Добавить в цитаты Настройки чтения

Страница 110 из 123

— Нам нельзя заходить очень далеко, — сказала девушка, — а то мы можем заблудиться и долго бродить здесь, пока не найдем выход. Смотри.

Она показывала вглубь дома, в направлении места, от которого расходились пять других проходов.

— Это всего лишь край лабиринта.

Ворон потрогал стену. Она была податливой под его пальцами, тот же эластичный серый материал, которым был покрыт и пол.

— Что это? — спросил он. — Какой-нибудь синтетический эластомер? Он проходит по всему интерьеру?

— Да, — ответила Эльфави. Тон ее стал равнодушным. — Да здесь нет ничего. Давай поднимемся на одну из башен, тогда можно увидеть всю структуру.

— Одну минуту, если позволишь.

Ворон открыл одну из дверей ближайшего коридора. Она была стальной, как обычно, хотя покрыта мягким пластиком и имела внутренний засов. Комната за дверью проветривалась через прорезь-окно. Унитаз и водопроводный кран были единственной обстановкой, однако один угол был заполнен кучей набитых мешков.
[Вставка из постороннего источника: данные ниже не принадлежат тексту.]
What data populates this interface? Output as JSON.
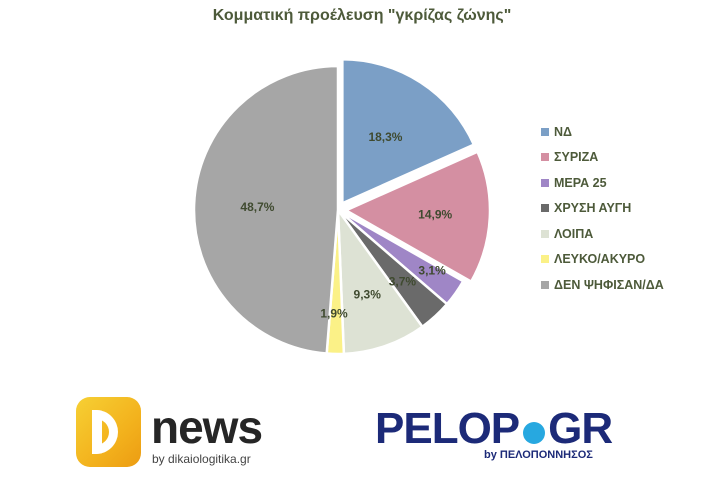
{
  "chart_data": {
    "type": "pie",
    "title": "Κομματική προέλευση \"γκρίζας ζώνης\"",
    "start_angle_deg": 0,
    "direction": "clockwise",
    "exploded": [
      "ΝΔ",
      "ΣΥΡΙΖΑ"
    ],
    "legend_position": "right",
    "slices": [
      {
        "label": "ΝΔ",
        "value": 18.3,
        "value_label": "18,3%",
        "color": "#7b9fc6"
      },
      {
        "label": "ΣΥΡΙΖΑ",
        "value": 14.9,
        "value_label": "14,9%",
        "color": "#d48fa2"
      },
      {
        "label": "ΜΕΡΑ 25",
        "value": 3.1,
        "value_label": "3,1%",
        "color": "#9f86c6"
      },
      {
        "label": "ΧΡΥΣΗ ΑΥΓΗ",
        "value": 3.7,
        "value_label": "3,7%",
        "color": "#6a6a6a"
      },
      {
        "label": "ΛΟΙΠΑ",
        "value": 9.3,
        "value_label": "9,3%",
        "color": "#dde2d4"
      },
      {
        "label": "ΛΕΥΚΟ/ΑΚΥΡΟ",
        "value": 1.9,
        "value_label": "1,9%",
        "color": "#fbf187"
      },
      {
        "label": "ΔΕΝ ΨΗΦΙΣΑΝ/ΔΑ",
        "value": 48.7,
        "value_label": "48,7%",
        "color": "#a6a6a6"
      }
    ]
  },
  "logos": {
    "dnews": {
      "word": "news",
      "byline": "by dikaiologitika.gr"
    },
    "pelop": {
      "left": "PELOP",
      "right": "GR",
      "byline": "by ΠΕΛΟΠΟΝΝΗΣΟΣ"
    }
  }
}
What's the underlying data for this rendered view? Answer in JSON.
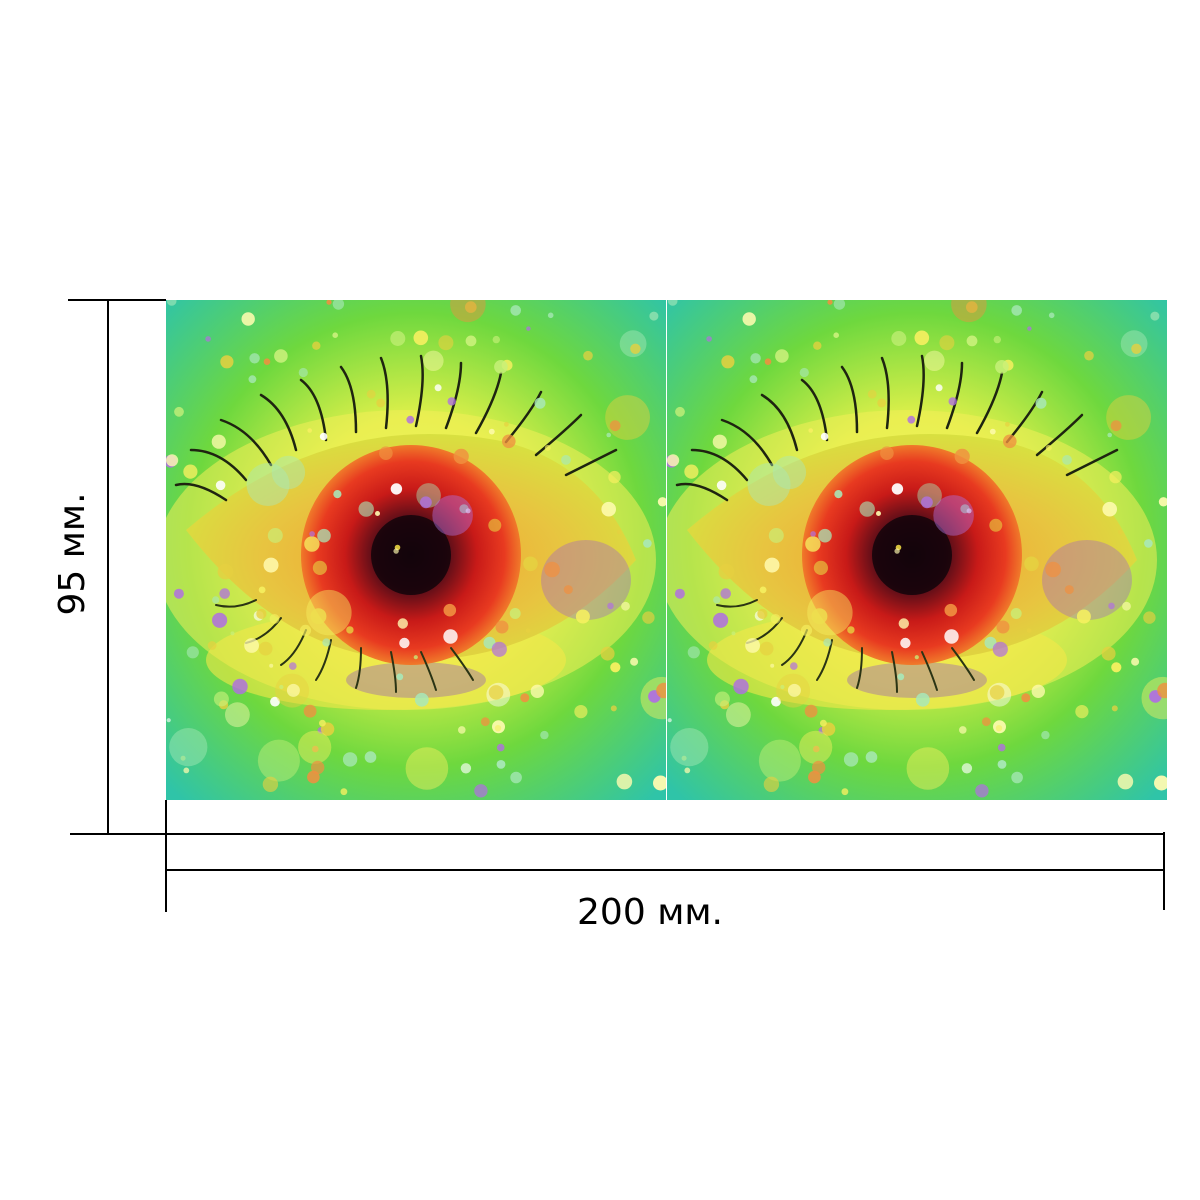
{
  "dimensions": {
    "height_label": "95 мм.",
    "width_label": "200 мм."
  },
  "artwork": {
    "panels": [
      {
        "icon": "eye-icon"
      },
      {
        "icon": "eye-icon"
      }
    ],
    "colors": {
      "background_light": "#e8f05a",
      "background_green": "#3fcf4a",
      "background_teal": "#3fc9b8",
      "iris_red": "#d8201a",
      "iris_dark": "#3a0a14",
      "lid_orange": "#e8902a",
      "violet": "#8a4ac8"
    }
  }
}
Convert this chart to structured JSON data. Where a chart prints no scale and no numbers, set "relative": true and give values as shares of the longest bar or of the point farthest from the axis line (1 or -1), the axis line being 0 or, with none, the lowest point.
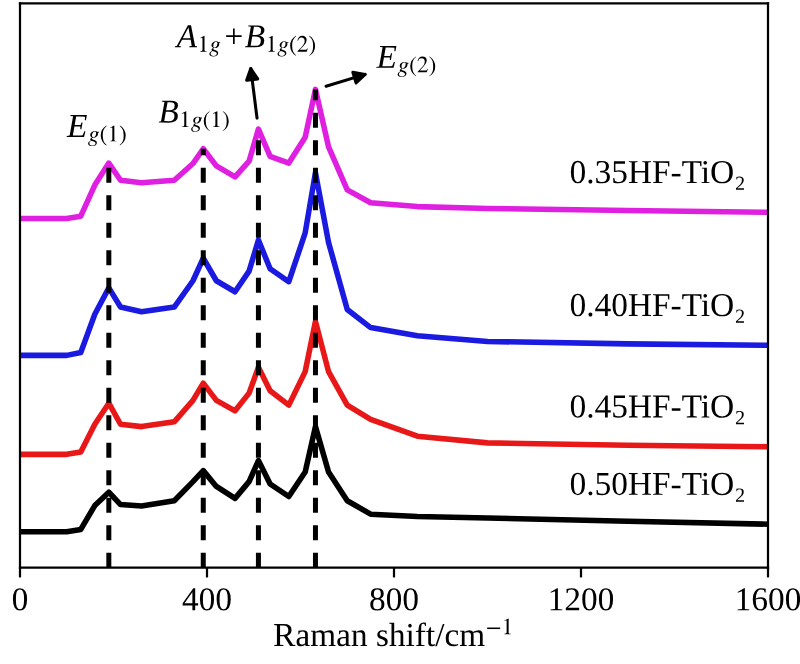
{
  "chart_data": {
    "type": "line",
    "relative": true,
    "xlabel": "Raman shift/cm$^{−1}$",
    "xlim": [
      0,
      1600
    ],
    "xticks": [
      0,
      400,
      800,
      1200,
      1600
    ],
    "tick_labels": "x",
    "grid": false,
    "legend": false,
    "marker": "none",
    "line_style": "solid",
    "series": [
      {
        "name": "0.35HF-TiO₂",
        "color": "#e020e0",
        "x": [
          0,
          100,
          130,
          160,
          190,
          215,
          260,
          330,
          370,
          392,
          420,
          460,
          490,
          510,
          535,
          575,
          610,
          632,
          660,
          700,
          750,
          850,
          1000,
          1300,
          1600
        ],
        "values": [
          0.73,
          0.73,
          0.735,
          0.8,
          0.846,
          0.81,
          0.805,
          0.81,
          0.845,
          0.876,
          0.84,
          0.817,
          0.85,
          0.917,
          0.86,
          0.846,
          0.9,
          1.0,
          0.88,
          0.79,
          0.763,
          0.755,
          0.751,
          0.747,
          0.743
        ]
      },
      {
        "name": "0.40HF-TiO₂",
        "color": "#1a1ae0",
        "x": [
          0,
          100,
          130,
          160,
          190,
          215,
          260,
          330,
          370,
          392,
          420,
          460,
          490,
          510,
          535,
          575,
          610,
          632,
          660,
          700,
          750,
          850,
          1000,
          1300,
          1600
        ],
        "values": [
          0.444,
          0.444,
          0.45,
          0.53,
          0.585,
          0.545,
          0.535,
          0.545,
          0.6,
          0.647,
          0.6,
          0.577,
          0.62,
          0.685,
          0.625,
          0.598,
          0.7,
          0.826,
          0.68,
          0.54,
          0.502,
          0.485,
          0.473,
          0.468,
          0.465
        ]
      },
      {
        "name": "0.45HF-TiO₂",
        "color": "#e81818",
        "x": [
          0,
          100,
          130,
          160,
          190,
          215,
          260,
          330,
          370,
          392,
          420,
          460,
          490,
          510,
          535,
          575,
          610,
          632,
          660,
          700,
          750,
          850,
          1000,
          1300,
          1600
        ],
        "values": [
          0.237,
          0.237,
          0.242,
          0.3,
          0.344,
          0.3,
          0.295,
          0.305,
          0.35,
          0.386,
          0.35,
          0.328,
          0.365,
          0.419,
          0.37,
          0.34,
          0.41,
          0.515,
          0.41,
          0.34,
          0.31,
          0.275,
          0.261,
          0.256,
          0.253
        ]
      },
      {
        "name": "0.50HF-TiO₂",
        "color": "#000000",
        "x": [
          0,
          100,
          130,
          160,
          190,
          215,
          260,
          330,
          370,
          392,
          420,
          460,
          490,
          510,
          535,
          575,
          610,
          632,
          660,
          700,
          750,
          850,
          1000,
          1300,
          1600
        ],
        "values": [
          0.075,
          0.075,
          0.08,
          0.13,
          0.158,
          0.132,
          0.129,
          0.14,
          0.18,
          0.203,
          0.17,
          0.145,
          0.18,
          0.224,
          0.175,
          0.149,
          0.2,
          0.295,
          0.2,
          0.14,
          0.112,
          0.107,
          0.104,
          0.097,
          0.091
        ]
      }
    ],
    "ref_lines": [
      {
        "axis": "x",
        "value": 190,
        "color": "#000000",
        "line_style": "dashed"
      },
      {
        "axis": "x",
        "value": 392,
        "color": "#000000",
        "line_style": "dashed"
      },
      {
        "axis": "x",
        "value": 510,
        "color": "#000000",
        "line_style": "dashed"
      },
      {
        "axis": "x",
        "value": 632,
        "color": "#000000",
        "line_style": "dashed"
      }
    ],
    "annotations": [
      {
        "text": "E$_{g(1)}$",
        "x": 190,
        "y": 0.846
      },
      {
        "text": "B$_{1g(1)}$",
        "x": 392,
        "y": 0.876
      },
      {
        "text": "A$_{1g}$+B$_{1g(2)}$",
        "x": 510,
        "y": 0.917
      },
      {
        "text": "E$_{g(2)}$",
        "x": 632,
        "y": 1.0
      }
    ]
  }
}
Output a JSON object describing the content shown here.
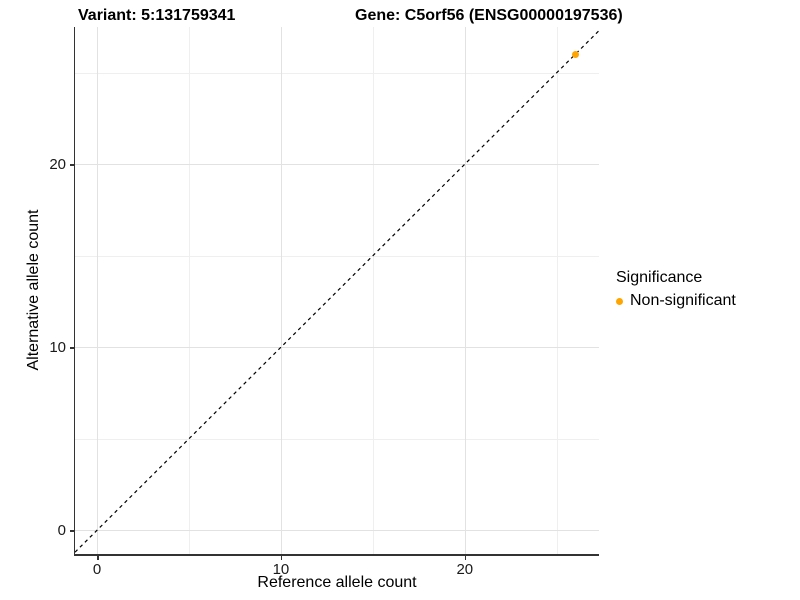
{
  "chart_data": {
    "type": "scatter",
    "title_left": "Variant: 5:131759341",
    "title_right": "Gene: C5orf56 (ENSG00000197536)",
    "xlabel": "Reference allele count",
    "ylabel": "Alternative allele count",
    "xlim": [
      -1.2,
      27.3
    ],
    "ylim": [
      -1.3,
      27.5
    ],
    "x_ticks_major": [
      0,
      10,
      20
    ],
    "x_ticks_minor": [
      5,
      15,
      25
    ],
    "y_ticks_major": [
      0,
      10,
      20
    ],
    "y_ticks_minor": [
      5,
      15,
      25
    ],
    "grid": true,
    "series": [
      {
        "name": "Non-significant",
        "color": "#FFA500",
        "points": [
          [
            26,
            26
          ]
        ]
      }
    ],
    "reference_line": {
      "slope": 1,
      "intercept": 0,
      "style": "dashed",
      "color": "#000000"
    },
    "legend": {
      "title": "Significance",
      "position": "right",
      "items": [
        {
          "label": "Non-significant",
          "color": "#FFA500"
        }
      ]
    },
    "colors": {
      "background": "#FFFFFF",
      "grid_major": "#E2E2E2",
      "grid_minor": "#EFEFEF",
      "axis_line": "#333333",
      "text": "#1A1A1A",
      "point": "#FFA500"
    }
  }
}
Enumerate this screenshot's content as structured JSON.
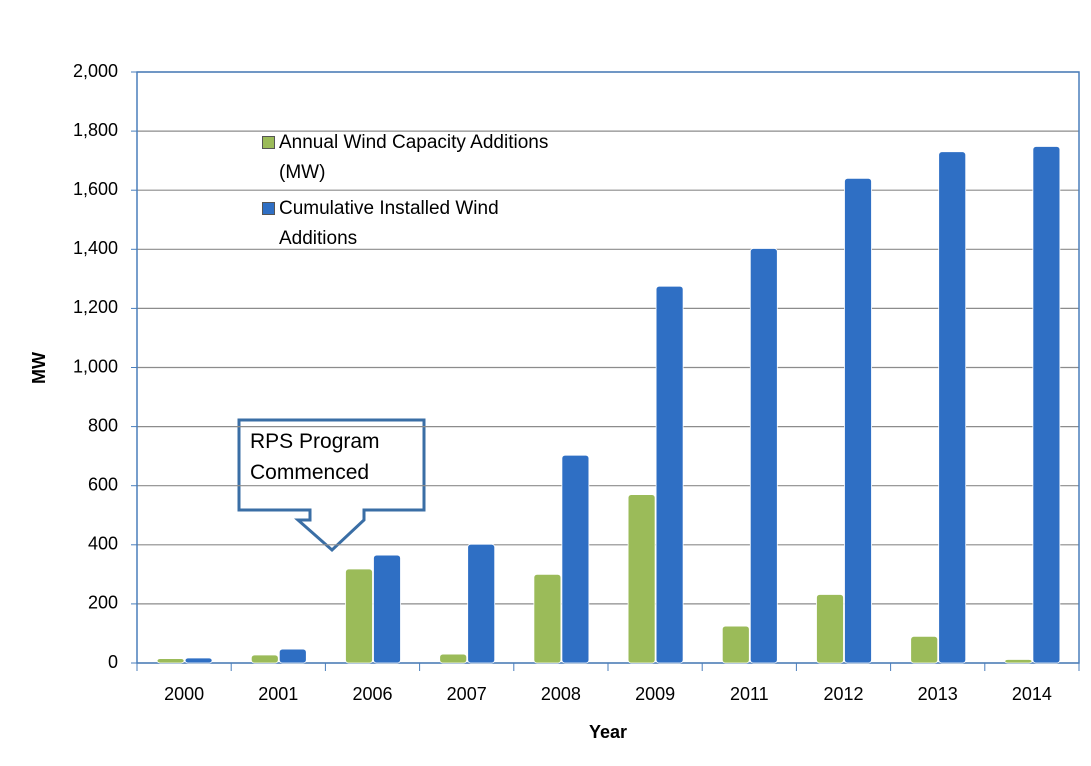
{
  "chart_data": {
    "type": "bar",
    "categories": [
      "2000",
      "2001",
      "2006",
      "2007",
      "2008",
      "2009",
      "2011",
      "2012",
      "2013",
      "2014"
    ],
    "series": [
      {
        "name": "Annual Wind Capacity Additions (MW)",
        "color": "#9bbb59",
        "values": [
          15,
          27,
          318,
          30,
          300,
          570,
          125,
          232,
          90,
          12
        ]
      },
      {
        "name": "Cumulative Installed Wind Additions",
        "color": "#2f6fc4",
        "values": [
          17,
          47,
          365,
          402,
          703,
          1275,
          1403,
          1640,
          1730,
          1748
        ]
      }
    ],
    "ylim": [
      0,
      2000
    ],
    "yticks": [
      0,
      200,
      400,
      600,
      800,
      {
        "value": 1000,
        "label": "1,000"
      },
      {
        "value": 1200,
        "label": "1,200"
      },
      {
        "value": 1400,
        "label": "1,400"
      },
      {
        "value": 1600,
        "label": "1,600"
      },
      {
        "value": 1800,
        "label": "1,800"
      },
      {
        "value": 2000,
        "label": "2,000"
      }
    ],
    "xlabel": "Year",
    "ylabel": "MW",
    "grid": true,
    "annotation": "RPS Program Commenced"
  }
}
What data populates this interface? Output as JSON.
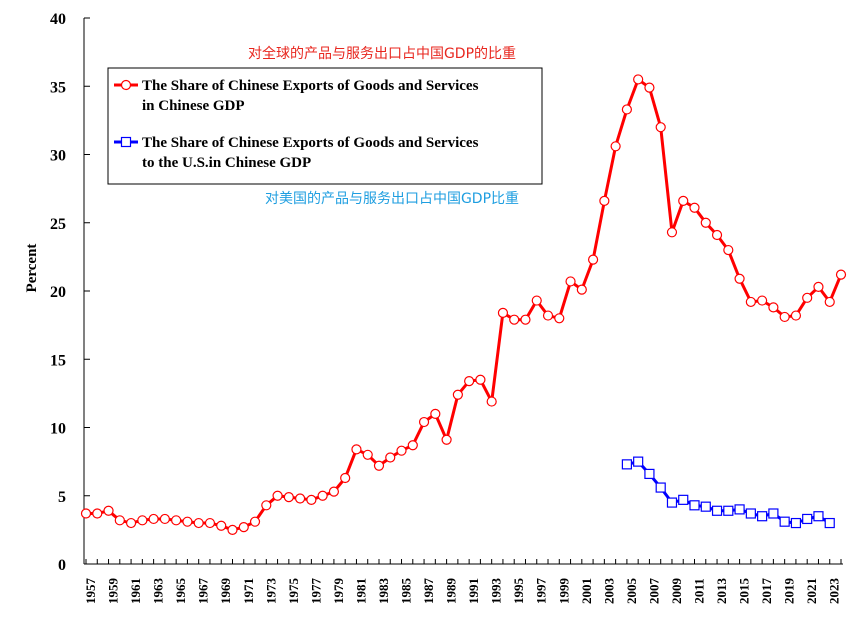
{
  "chart_data": {
    "type": "line",
    "ylabel": "Percent",
    "xlabel": "",
    "ylim": [
      0,
      40
    ],
    "yticks": [
      0,
      5,
      10,
      15,
      20,
      25,
      30,
      35,
      40
    ],
    "xlim": [
      1957,
      2024
    ],
    "xtick_labels": [
      "1957",
      "1959",
      "1961",
      "1963",
      "1965",
      "1967",
      "1969",
      "1971",
      "1973",
      "1975",
      "1977",
      "1979",
      "1981",
      "1983",
      "1985",
      "1987",
      "1989",
      "1991",
      "1993",
      "1995",
      "1997",
      "1999",
      "2001",
      "2003",
      "2005",
      "2007",
      "2009",
      "2011",
      "2013",
      "2015",
      "2017",
      "2019",
      "2021",
      "2023"
    ],
    "grid": false,
    "legend_position": "top-left",
    "annotations": [
      {
        "text": "对全球的产品与服务出口占中国GDP的比重",
        "color": "#e8271f"
      },
      {
        "text": "对美国的产品与服务出口占中国GDP比重",
        "color": "#1e9ee0"
      }
    ],
    "series": [
      {
        "name": "The Share of Chinese Exports of Goods and Services in Chinese GDP",
        "legend_lines": [
          "The Share of Chinese Exports of Goods and Services",
          "in Chinese GDP"
        ],
        "color": "#ff0000",
        "marker": "circle",
        "x": [
          1957,
          1958,
          1959,
          1960,
          1961,
          1962,
          1963,
          1964,
          1965,
          1966,
          1967,
          1968,
          1969,
          1970,
          1971,
          1972,
          1973,
          1974,
          1975,
          1976,
          1977,
          1978,
          1979,
          1980,
          1981,
          1982,
          1983,
          1984,
          1985,
          1986,
          1987,
          1988,
          1989,
          1990,
          1991,
          1992,
          1993,
          1994,
          1995,
          1996,
          1997,
          1998,
          1999,
          2000,
          2001,
          2002,
          2003,
          2004,
          2005,
          2006,
          2007,
          2008,
          2009,
          2010,
          2011,
          2012,
          2013,
          2014,
          2015,
          2016,
          2017,
          2018,
          2019,
          2020,
          2021,
          2022,
          2023,
          2024
        ],
        "values": [
          3.7,
          3.7,
          3.9,
          3.2,
          3.0,
          3.2,
          3.3,
          3.3,
          3.2,
          3.1,
          3.0,
          3.0,
          2.8,
          2.5,
          2.7,
          3.1,
          4.3,
          5.0,
          4.9,
          4.8,
          4.7,
          5.0,
          5.3,
          6.3,
          8.4,
          8.0,
          7.2,
          7.8,
          8.3,
          8.7,
          10.4,
          11.0,
          9.1,
          12.4,
          13.4,
          13.5,
          11.9,
          18.4,
          17.9,
          17.9,
          19.3,
          18.2,
          18.0,
          20.7,
          20.1,
          22.3,
          26.6,
          30.6,
          33.3,
          35.5,
          34.9,
          32.0,
          24.3,
          26.6,
          26.1,
          25.0,
          24.1,
          23.0,
          20.9,
          19.2,
          19.3,
          18.8,
          18.1,
          18.2,
          19.5,
          20.3,
          19.2,
          21.2
        ]
      },
      {
        "name": "The Share of Chinese Exports of Goods and Services to the U.S.in Chinese GDP",
        "legend_lines": [
          "The Share of Chinese Exports of Goods and Services",
          "to the U.S.in Chinese GDP"
        ],
        "color": "#0000ff",
        "marker": "square",
        "x": [
          2005,
          2006,
          2007,
          2008,
          2009,
          2010,
          2011,
          2012,
          2013,
          2014,
          2015,
          2016,
          2017,
          2018,
          2019,
          2020,
          2021,
          2022,
          2023
        ],
        "values": [
          7.3,
          7.5,
          6.6,
          5.6,
          4.5,
          4.7,
          4.3,
          4.2,
          3.9,
          3.9,
          4.0,
          3.7,
          3.5,
          3.7,
          3.1,
          3.0,
          3.3,
          3.5,
          3.0
        ]
      }
    ]
  }
}
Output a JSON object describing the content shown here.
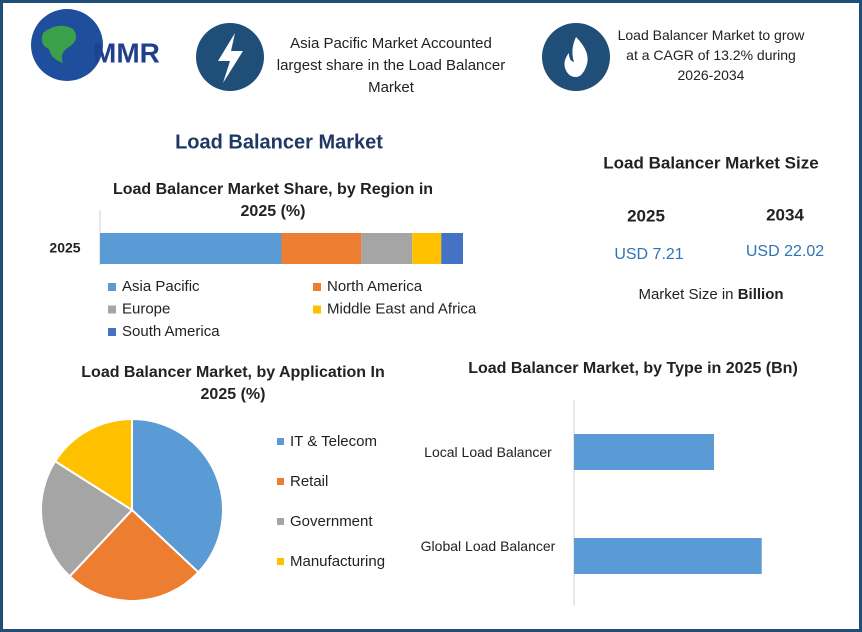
{
  "header": {
    "logo": "MMR",
    "fact_1": "Asia Pacific Market Accounted largest share in the Load Balancer Market",
    "fact_2": "Load Balancer Market to grow at a CAGR of 13.2% during 2026-2034"
  },
  "title": "Load Balancer Market",
  "market_size": {
    "title": "Load Balancer Market Size",
    "years": [
      "2025",
      "2034"
    ],
    "values": [
      "USD 7.21",
      "USD 22.02"
    ],
    "note": "Market Size in",
    "unit": "Billion"
  },
  "chart_data": [
    {
      "type": "stacked-bar",
      "title": "Load Balancer Market Share, by Region in 2025 (%)",
      "categories": [
        "2025"
      ],
      "series": [
        {
          "name": "Asia Pacific",
          "color": "#5b9bd5",
          "values": [
            50
          ]
        },
        {
          "name": "North America",
          "color": "#ed7d31",
          "values": [
            22
          ]
        },
        {
          "name": "Europe",
          "color": "#a5a5a5",
          "values": [
            14
          ]
        },
        {
          "name": "Middle East and Africa",
          "color": "#ffc000",
          "values": [
            8
          ]
        },
        {
          "name": "South America",
          "color": "#4472c4",
          "values": [
            6
          ]
        }
      ]
    },
    {
      "type": "pie",
      "title": "Load Balancer Market, by Application In 2025 (%)",
      "categories": [
        "IT & Telecom",
        "Retail",
        "Government",
        "Manufacturing"
      ],
      "values": [
        37,
        25,
        22,
        16
      ],
      "colors": [
        "#5b9bd5",
        "#ed7d31",
        "#a5a5a5",
        "#ffc000"
      ]
    },
    {
      "type": "hbar",
      "title": "Load Balancer Market, by Type in 2025 (Bn)",
      "categories": [
        "Local Load Balancer",
        "Global Load Balancer"
      ],
      "values": [
        3.08,
        4.13
      ],
      "color": "#5b9bd5"
    }
  ]
}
— Что в них? — спросил он.

— Продукты, запечатанные в пластиковые мешки, — ответила Эльфави. — Искусственные продукты, которые хранятся бесконечно. Боюсь, вы будете не в восторге, когда нам надо будет жить на них, но сюда входит все необходимое для питания.

— Похоже во время Бейля вы живете как аскеты, — сказал Ворон, искоса наблюдая за ней.

— Это не время для заботы о материальных нуждах. Вместо этого хватаешь пакет, разрываешь ногтями, когда голоден, пьешь из крана или фонтана, когда хочешь пить, и просто ложишься куда-нибудь, когда хочешь спать.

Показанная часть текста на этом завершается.